Still, when a poem rhymes, when a form generates itself, when a metre provokes consciousness into new postures, it is already on the side of life. When a rhyme surprises and extends the fixed relations between words, that in itself protests against necessity. When language does more than enough, as it does in all achieved poetry, it opts for the condition of overlife, and rebels at limit. In this fundamentally artistic way, then, Larkin’s “Aubade” does not go over to the side of the adversary. But its argument does add weight to the negative side of the scale and tips the balance definitely in favour of chemical law and mortal decline. The poem does not hold the lyre up in the face of the gods of the underworld; it does not make the Orphic effort to haul life back up the slope against all odds. For all its heart-breaking truths and beauties, “Aubade” reneges on what Yeats called the “spiritual intellect’s great work.”

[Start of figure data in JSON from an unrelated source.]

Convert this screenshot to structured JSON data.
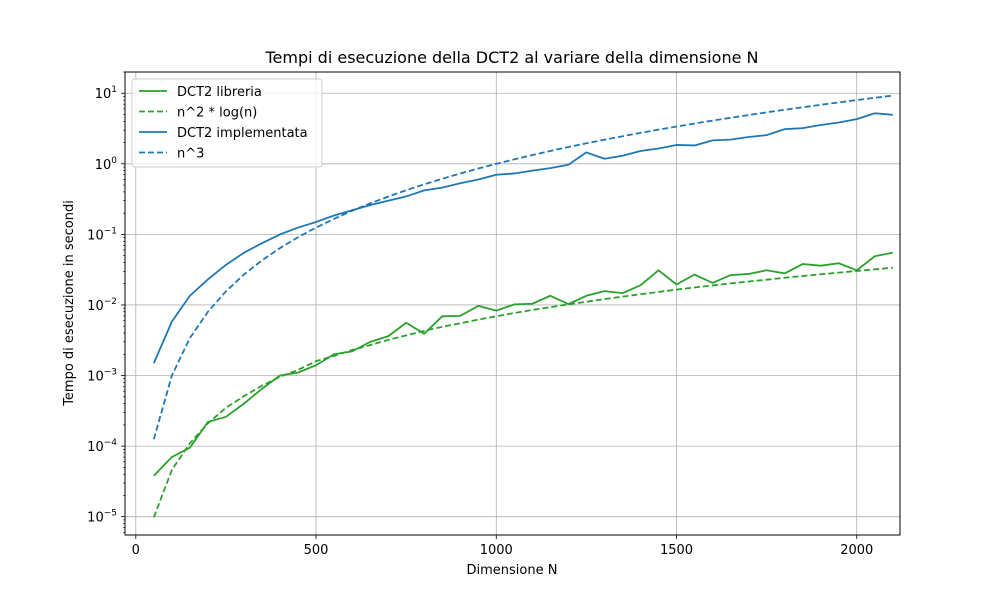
{
  "chart_data": {
    "type": "line",
    "title": "Tempi di esecuzione della DCT2 al variare della dimensione N",
    "xlabel": "Dimensione N",
    "ylabel": "Tempo di esecuzione in secondi",
    "xlim": [
      -30,
      2120
    ],
    "ylim": [
      5.5e-06,
      20
    ],
    "yscale": "log",
    "grid": true,
    "legend_position": "top-left",
    "x_ticks": [
      0,
      500,
      1000,
      1500,
      2000
    ],
    "y_ticks": [
      1e-05,
      0.0001,
      0.001,
      0.01,
      0.1,
      1,
      10
    ],
    "x_tick_labels": [
      "0",
      "500",
      "1000",
      "1500",
      "2000"
    ],
    "y_tick_labels": [
      {
        "base": "10",
        "exp": "−5"
      },
      {
        "base": "10",
        "exp": "−4"
      },
      {
        "base": "10",
        "exp": "−3"
      },
      {
        "base": "10",
        "exp": "−2"
      },
      {
        "base": "10",
        "exp": "−1"
      },
      {
        "base": "10",
        "exp": "0"
      },
      {
        "base": "10",
        "exp": "1"
      }
    ],
    "x": [
      50,
      100,
      150,
      200,
      250,
      300,
      350,
      400,
      450,
      500,
      550,
      600,
      650,
      700,
      750,
      800,
      850,
      900,
      950,
      1000,
      1050,
      1100,
      1150,
      1200,
      1250,
      1300,
      1350,
      1400,
      1450,
      1500,
      1550,
      1600,
      1650,
      1700,
      1750,
      1800,
      1850,
      1900,
      1950,
      2000,
      2050,
      2100
    ],
    "series": [
      {
        "name": "DCT2 libreria",
        "color": "#2ca02c",
        "dash": "solid",
        "values": [
          3.8e-05,
          7e-05,
          9.5e-05,
          0.00022,
          0.00026,
          0.0004,
          0.00065,
          0.001,
          0.0011,
          0.0014,
          0.002,
          0.0022,
          0.003,
          0.0036,
          0.0056,
          0.0039,
          0.0069,
          0.007,
          0.0097,
          0.0083,
          0.0102,
          0.0104,
          0.0135,
          0.0103,
          0.0135,
          0.0157,
          0.0147,
          0.019,
          0.031,
          0.0195,
          0.027,
          0.0205,
          0.0265,
          0.0275,
          0.031,
          0.028,
          0.038,
          0.036,
          0.039,
          0.031,
          0.049,
          0.055
        ]
      },
      {
        "name": "n^2 * log(n)",
        "color": "#2ca02c",
        "dash": "dashed",
        "values": [
          9.8e-06,
          4.6e-05,
          0.00011,
          0.00021,
          0.00035,
          0.00051,
          0.00072,
          0.00096,
          0.0012,
          0.0016,
          0.0019,
          0.0023,
          0.0027,
          0.0032,
          0.0037,
          0.0043,
          0.0049,
          0.0055,
          0.0062,
          0.0069,
          0.0077,
          0.0085,
          0.0093,
          0.0102,
          0.0111,
          0.0121,
          0.0131,
          0.0142,
          0.0153,
          0.0165,
          0.0177,
          0.0189,
          0.0202,
          0.0215,
          0.0228,
          0.0243,
          0.0257,
          0.0272,
          0.0287,
          0.0303,
          0.032,
          0.0337
        ]
      },
      {
        "name": "DCT2 implementata",
        "color": "#1f77b4",
        "dash": "solid",
        "values": [
          0.0015,
          0.0058,
          0.0135,
          0.023,
          0.037,
          0.055,
          0.075,
          0.1,
          0.125,
          0.15,
          0.185,
          0.22,
          0.26,
          0.3,
          0.345,
          0.42,
          0.46,
          0.53,
          0.6,
          0.7,
          0.73,
          0.8,
          0.87,
          0.97,
          1.45,
          1.18,
          1.3,
          1.52,
          1.65,
          1.85,
          1.82,
          2.15,
          2.2,
          2.4,
          2.55,
          3.1,
          3.2,
          3.55,
          3.85,
          4.3,
          5.2,
          4.95
        ]
      },
      {
        "name": "n^3",
        "color": "#1f77b4",
        "dash": "dashed",
        "values": [
          0.000125,
          0.001,
          0.0034,
          0.008,
          0.0156,
          0.027,
          0.0429,
          0.064,
          0.0911,
          0.125,
          0.166,
          0.216,
          0.275,
          0.343,
          0.422,
          0.512,
          0.614,
          0.729,
          0.857,
          1.0,
          1.158,
          1.331,
          1.521,
          1.728,
          1.953,
          2.197,
          2.46,
          2.744,
          3.049,
          3.375,
          3.724,
          4.096,
          4.492,
          4.913,
          5.359,
          5.832,
          6.332,
          6.859,
          7.415,
          8.0,
          8.615,
          9.261
        ]
      }
    ]
  }
}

Cavanagh sees “Joy or Night” as a departure from Heaney’s “insistence on the reality principle.” But, to me, Heaney isn’t a realist; he’s a transcendentalist. He believes in the supernatural. Larkin doesn’t. For him, “Poetry is an affair of sanity, of seeing things as they are” (“Big Victims,” included in Larkin’s 1983 collection, Required Writing). I’m with Larkin. Nevertheless, I admire the hell out of Heaney’s “Joy or Night.” It’s one of the most spirited arguments I know of on whether “death is no different whined at than withstood.”